Drake Denounced: Huckabee Campaign Slams California Pastor’s ‘Evil Comments’

August 17, 2007

The Rev. Wiley S. Drake’s prayers for tragedy to befall Americans United for Separation of Church and State and its staffers continue to draw controversy.

After Americans United urged the Internal Revenue Service to investigate Drake’s use of his church’s resources to endorse Republican presidential hopeful Mike Huckabee, the pastor of the First Southern Baptist Church of Buena Park, Calif., asked supporters to join him every day in praying for the deaths of officials of the religious liberty watchdog group.

Drake’s “imprecatory prayers” included asking God to smite specific Americans United staff members by shortening their lives and harming their spouses and offspring. The blogosphere quickly exploded with denunciations of Drake’s tactics.

Late yesterday, the Associated Press reported that Alice Stewart, a Huckabee spokesperson, said the campaign did not coordinate with Drake and does not support the pastor’s “evil comments.”

Drake, a former vice president of the Southern Baptist Convention (SBC) and now a candidate for the denomination’s presidency, has stood by his call for curses, telling other media outlets that God demands that action.

The SBC, unlike the Huckabee campaign, has not denounced the abrasive pastor’s spiritual war. Instead, an SBC official lamely attempted to distance the organization, long in the grip of Religious Right operatives, from Drake.
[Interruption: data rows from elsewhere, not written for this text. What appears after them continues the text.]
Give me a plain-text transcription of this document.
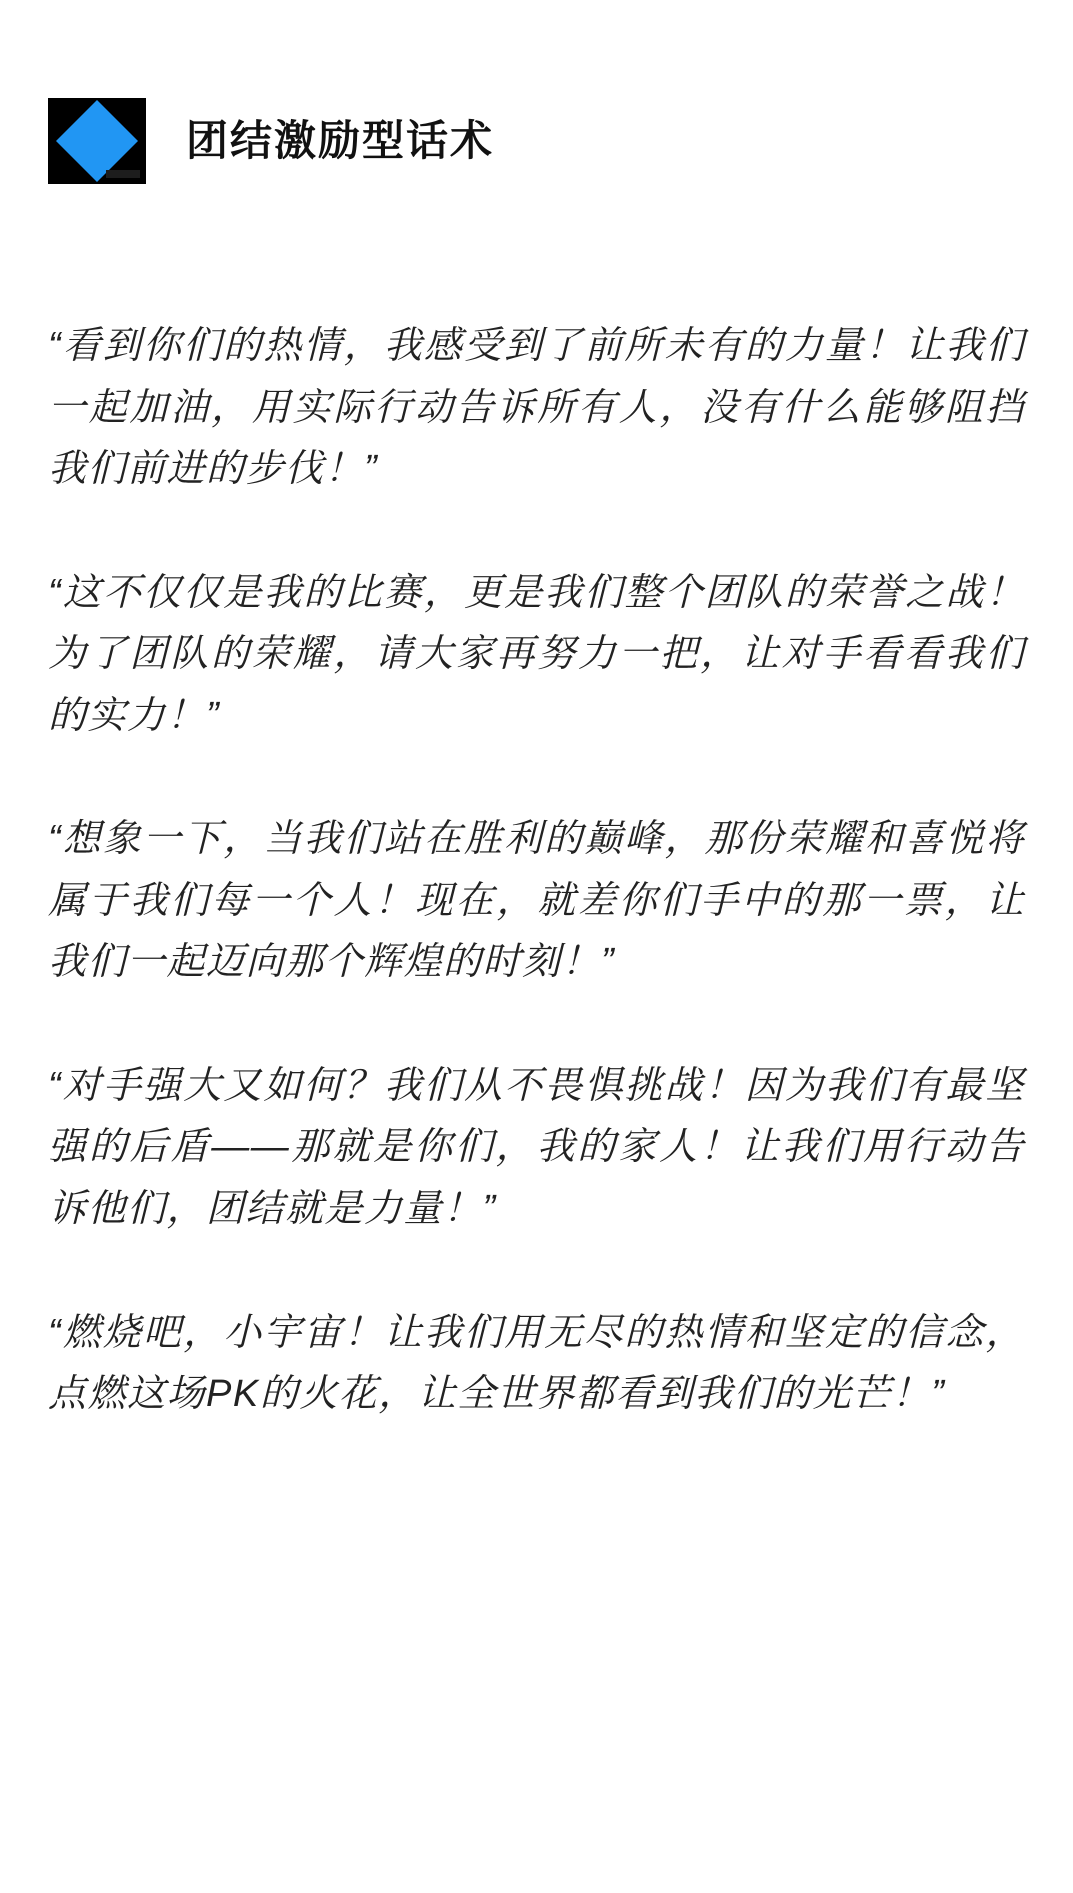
团结激励型话术

“看到你们的热情，我感受到了前所未有的力量！让我们一起加油，用实际行动告诉所有人，没有什么能够阻挡我们前进的步伐！”

“这不仅仅是我的比赛，更是我们整个团队的荣誉之战！为了团队的荣耀，请大家再努力一把，让对手看看我们的实力！”

“想象一下，当我们站在胜利的巅峰，那份荣耀和喜悦将属于我们每一个人！现在，就差你们手中的那一票，让我们一起迈向那个辉煌的时刻！”

“对手强大又如何？我们从不畏惧挑战！因为我们有最坚强的后盾——那就是你们，我的家人！让我们用行动告诉他们，团结就是力量！”

“燃烧吧，小宇宙！让我们用无尽的热情和坚定的信念，点燃这场PK的火花，让全世界都看到我们的光芒！”
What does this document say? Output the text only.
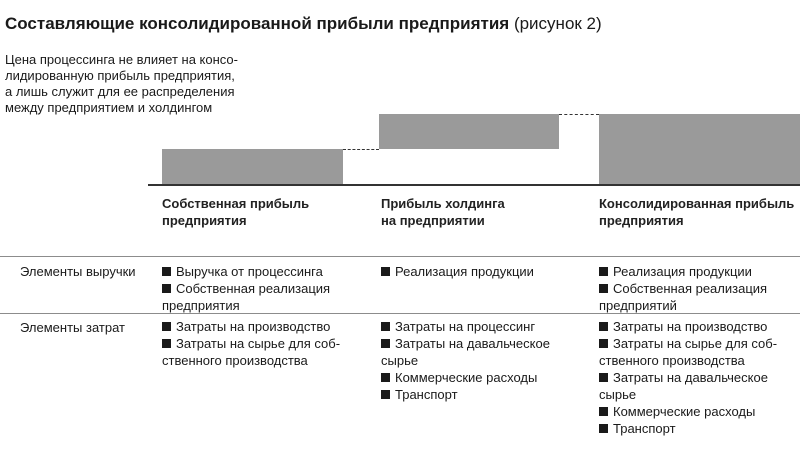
Составляющие консолидированной прибыли предприятия (рисунок 2)
Цена процессинга не влияет на консо-
лидированную прибыль предприятия,
а лишь служит для ее распределения
между предприятием и холдингом
Собственная прибыль
предприятия
Прибыль холдинга
на предприятии
Консолидированная прибыль
предприятия
Элементы выручки
Элементы затрат
Выручка от процессинга
Собственная реализация
предприятия
Реализация продукции	Реализация продукции
Собственная реализация
предприятий
Затраты на производство
Затраты на сырье для соб-
ственного производства
Затраты на процессинг
Затраты на давальческое
сырье
Коммерческие расходы
Транспорт
Затраты на производство
Затраты на сырье для соб-
ственного производства
Затраты на давальческое
сырье
Коммерческие расходы
Транспорт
The official said that all Baptists are entitled to their personal opinions on theological matters.

A search of the SBC’s official news arm’s Web site, BP News, finds nothing of Drake’s controversial comments.

The SBC may be too tightly bound to the Religious Right to do the honorable thing, but one would hope that the leaders of the nation’s largest Protestant denomination would more firmly separate themselves from Drake’s over-the-top comments.